Although the company, the largest oil player in India, has reduced its imports of Iranian crude, Sanjiv Singh said the chances of cutting all the way to zero are pretty slim, adding that the company had booked Iranian oil cargos for delivery this month despite the fact sanctions come into effect next Monday.
“We strongly believe that if Iran goes out of the global market it will destabilize the market — at least for some time. Personally, I don’t think India can afford zero Iran supplies,” Singh told S&P Global Platts.
The executive went on to say that IOC had reduced its imports of Iranian crude “slightly” beginning in October as Washington considers a waiver for India from the sanctions. In fact, the Economic Times, an Indian daily, yesterday reported, citing a source in the know, that the waiver had already been granted on the condition that Indian refiners reduce their combined imports of Iranian crude by 35 percent in fiscal 2018/19 from the previous year.
S&P Global Platts reports Iranian crude shipments to Indian refiners hit 600,000 bpd in September before declining to 500,000 bpd in October, a level expected to be maintained this month as well.

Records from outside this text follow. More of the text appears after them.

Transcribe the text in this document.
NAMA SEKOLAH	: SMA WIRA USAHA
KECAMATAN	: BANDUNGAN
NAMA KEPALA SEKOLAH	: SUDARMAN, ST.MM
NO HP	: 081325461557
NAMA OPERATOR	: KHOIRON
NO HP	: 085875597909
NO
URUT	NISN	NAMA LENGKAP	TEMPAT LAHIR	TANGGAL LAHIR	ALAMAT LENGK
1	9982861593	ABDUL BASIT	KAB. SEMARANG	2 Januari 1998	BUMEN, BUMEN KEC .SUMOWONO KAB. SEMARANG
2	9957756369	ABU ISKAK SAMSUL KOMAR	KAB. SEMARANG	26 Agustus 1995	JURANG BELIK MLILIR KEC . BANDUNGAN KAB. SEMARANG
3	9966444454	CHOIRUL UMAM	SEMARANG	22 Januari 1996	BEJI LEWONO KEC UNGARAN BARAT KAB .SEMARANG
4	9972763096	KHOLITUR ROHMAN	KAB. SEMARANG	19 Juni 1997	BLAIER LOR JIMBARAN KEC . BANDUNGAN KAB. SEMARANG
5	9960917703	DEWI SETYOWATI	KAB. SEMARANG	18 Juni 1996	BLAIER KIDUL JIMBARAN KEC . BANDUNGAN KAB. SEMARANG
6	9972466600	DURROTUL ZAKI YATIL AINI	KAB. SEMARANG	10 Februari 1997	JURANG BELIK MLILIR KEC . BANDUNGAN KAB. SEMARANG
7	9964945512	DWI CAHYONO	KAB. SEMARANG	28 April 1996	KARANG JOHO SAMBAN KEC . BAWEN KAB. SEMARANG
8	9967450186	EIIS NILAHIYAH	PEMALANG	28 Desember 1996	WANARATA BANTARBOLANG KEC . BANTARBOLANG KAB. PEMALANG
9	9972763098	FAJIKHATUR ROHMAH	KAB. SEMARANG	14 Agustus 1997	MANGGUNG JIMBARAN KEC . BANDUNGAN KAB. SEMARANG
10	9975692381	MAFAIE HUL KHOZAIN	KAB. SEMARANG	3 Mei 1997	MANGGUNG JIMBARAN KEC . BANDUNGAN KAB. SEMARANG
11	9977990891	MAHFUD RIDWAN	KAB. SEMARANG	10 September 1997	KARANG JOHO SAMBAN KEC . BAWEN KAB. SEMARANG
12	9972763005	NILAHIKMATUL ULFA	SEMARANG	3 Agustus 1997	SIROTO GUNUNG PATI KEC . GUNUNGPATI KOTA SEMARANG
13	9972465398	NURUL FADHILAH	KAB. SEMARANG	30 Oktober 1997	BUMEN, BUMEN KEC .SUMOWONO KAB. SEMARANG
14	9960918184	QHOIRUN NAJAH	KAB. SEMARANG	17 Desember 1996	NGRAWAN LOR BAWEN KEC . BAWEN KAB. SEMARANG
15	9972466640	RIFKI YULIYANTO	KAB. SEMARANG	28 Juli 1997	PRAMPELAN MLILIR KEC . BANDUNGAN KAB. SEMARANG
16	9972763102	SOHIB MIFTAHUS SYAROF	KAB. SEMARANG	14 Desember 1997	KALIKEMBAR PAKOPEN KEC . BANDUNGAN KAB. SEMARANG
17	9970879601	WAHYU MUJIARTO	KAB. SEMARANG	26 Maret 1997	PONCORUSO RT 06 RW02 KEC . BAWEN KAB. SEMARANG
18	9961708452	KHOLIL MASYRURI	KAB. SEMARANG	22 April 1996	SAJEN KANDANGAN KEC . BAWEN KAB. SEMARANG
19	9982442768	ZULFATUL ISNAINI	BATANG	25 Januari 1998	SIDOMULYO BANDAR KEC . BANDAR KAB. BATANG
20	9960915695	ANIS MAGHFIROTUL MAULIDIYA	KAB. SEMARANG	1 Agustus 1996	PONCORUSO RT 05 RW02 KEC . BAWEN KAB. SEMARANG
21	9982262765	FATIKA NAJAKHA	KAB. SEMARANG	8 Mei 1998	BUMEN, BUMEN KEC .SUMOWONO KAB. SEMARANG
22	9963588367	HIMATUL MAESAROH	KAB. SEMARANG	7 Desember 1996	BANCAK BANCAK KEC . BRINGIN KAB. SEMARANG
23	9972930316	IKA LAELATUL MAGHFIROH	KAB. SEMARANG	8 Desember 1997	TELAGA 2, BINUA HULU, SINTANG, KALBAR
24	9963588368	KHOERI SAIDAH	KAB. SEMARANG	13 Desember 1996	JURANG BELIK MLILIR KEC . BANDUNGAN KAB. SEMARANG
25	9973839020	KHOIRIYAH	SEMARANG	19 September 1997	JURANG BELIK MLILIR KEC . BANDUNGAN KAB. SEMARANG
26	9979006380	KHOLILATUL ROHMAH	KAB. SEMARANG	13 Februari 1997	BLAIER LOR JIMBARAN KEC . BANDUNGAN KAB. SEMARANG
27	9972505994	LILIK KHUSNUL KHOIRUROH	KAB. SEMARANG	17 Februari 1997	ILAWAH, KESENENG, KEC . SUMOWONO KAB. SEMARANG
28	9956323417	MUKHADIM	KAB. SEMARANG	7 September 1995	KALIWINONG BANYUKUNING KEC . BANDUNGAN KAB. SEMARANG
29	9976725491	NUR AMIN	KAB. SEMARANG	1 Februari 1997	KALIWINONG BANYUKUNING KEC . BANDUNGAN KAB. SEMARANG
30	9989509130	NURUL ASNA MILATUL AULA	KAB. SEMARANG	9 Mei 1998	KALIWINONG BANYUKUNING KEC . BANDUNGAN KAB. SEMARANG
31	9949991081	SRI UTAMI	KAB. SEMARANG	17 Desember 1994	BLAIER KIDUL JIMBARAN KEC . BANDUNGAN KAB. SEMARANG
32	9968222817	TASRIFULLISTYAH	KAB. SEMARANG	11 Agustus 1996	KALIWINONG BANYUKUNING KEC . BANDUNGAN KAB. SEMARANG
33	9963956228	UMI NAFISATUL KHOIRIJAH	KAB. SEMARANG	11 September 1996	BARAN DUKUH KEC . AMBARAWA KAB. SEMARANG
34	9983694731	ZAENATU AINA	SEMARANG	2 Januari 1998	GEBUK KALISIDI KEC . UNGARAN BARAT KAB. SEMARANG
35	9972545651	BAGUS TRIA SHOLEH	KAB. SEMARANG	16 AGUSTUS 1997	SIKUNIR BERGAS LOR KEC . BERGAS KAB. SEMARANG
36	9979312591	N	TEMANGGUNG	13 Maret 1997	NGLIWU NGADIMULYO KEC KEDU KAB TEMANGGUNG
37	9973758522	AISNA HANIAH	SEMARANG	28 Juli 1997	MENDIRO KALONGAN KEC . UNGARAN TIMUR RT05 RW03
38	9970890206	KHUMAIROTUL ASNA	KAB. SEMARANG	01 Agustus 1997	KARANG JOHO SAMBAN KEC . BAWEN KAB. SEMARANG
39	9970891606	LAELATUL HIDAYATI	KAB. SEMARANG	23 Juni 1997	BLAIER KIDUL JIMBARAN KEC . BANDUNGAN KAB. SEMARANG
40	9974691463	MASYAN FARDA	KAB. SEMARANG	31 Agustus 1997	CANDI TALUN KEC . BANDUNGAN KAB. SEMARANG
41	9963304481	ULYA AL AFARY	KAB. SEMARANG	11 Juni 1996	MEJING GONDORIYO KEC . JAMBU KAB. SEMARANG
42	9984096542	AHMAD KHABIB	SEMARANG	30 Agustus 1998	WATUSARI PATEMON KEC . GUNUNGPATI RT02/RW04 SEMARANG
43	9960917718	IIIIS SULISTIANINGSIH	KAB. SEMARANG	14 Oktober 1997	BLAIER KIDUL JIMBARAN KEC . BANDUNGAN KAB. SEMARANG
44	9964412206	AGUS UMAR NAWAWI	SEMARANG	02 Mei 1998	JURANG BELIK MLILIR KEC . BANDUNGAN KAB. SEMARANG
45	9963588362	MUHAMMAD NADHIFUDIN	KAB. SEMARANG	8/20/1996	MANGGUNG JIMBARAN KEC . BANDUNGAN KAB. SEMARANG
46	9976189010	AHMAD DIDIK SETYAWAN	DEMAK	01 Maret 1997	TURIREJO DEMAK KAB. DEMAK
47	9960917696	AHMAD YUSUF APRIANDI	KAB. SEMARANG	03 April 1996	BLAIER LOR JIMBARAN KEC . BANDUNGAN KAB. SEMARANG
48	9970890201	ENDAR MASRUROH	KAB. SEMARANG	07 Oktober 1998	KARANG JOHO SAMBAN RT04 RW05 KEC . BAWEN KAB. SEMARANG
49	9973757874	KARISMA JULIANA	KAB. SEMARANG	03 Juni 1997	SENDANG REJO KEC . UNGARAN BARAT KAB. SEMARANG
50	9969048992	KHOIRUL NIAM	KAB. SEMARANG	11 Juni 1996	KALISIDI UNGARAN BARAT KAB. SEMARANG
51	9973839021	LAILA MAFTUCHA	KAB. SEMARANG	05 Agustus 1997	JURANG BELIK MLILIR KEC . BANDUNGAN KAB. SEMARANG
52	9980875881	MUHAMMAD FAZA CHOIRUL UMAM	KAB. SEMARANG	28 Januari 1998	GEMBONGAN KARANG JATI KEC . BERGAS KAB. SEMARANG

At the same time, imports from the United States had also risen significantly earlier this year, after President Trump announced the sanctions for the first time. In May, S&P Global Platts reported, U.S. exports of crude to India averaged 152,000 bpd, up from 29,000 bpd for January to April, and this jumped further to 261,000 bpd in June. Afterwards, however, shipments began to decline mostly on the back of the higher price of U.S. crude, according to Singh.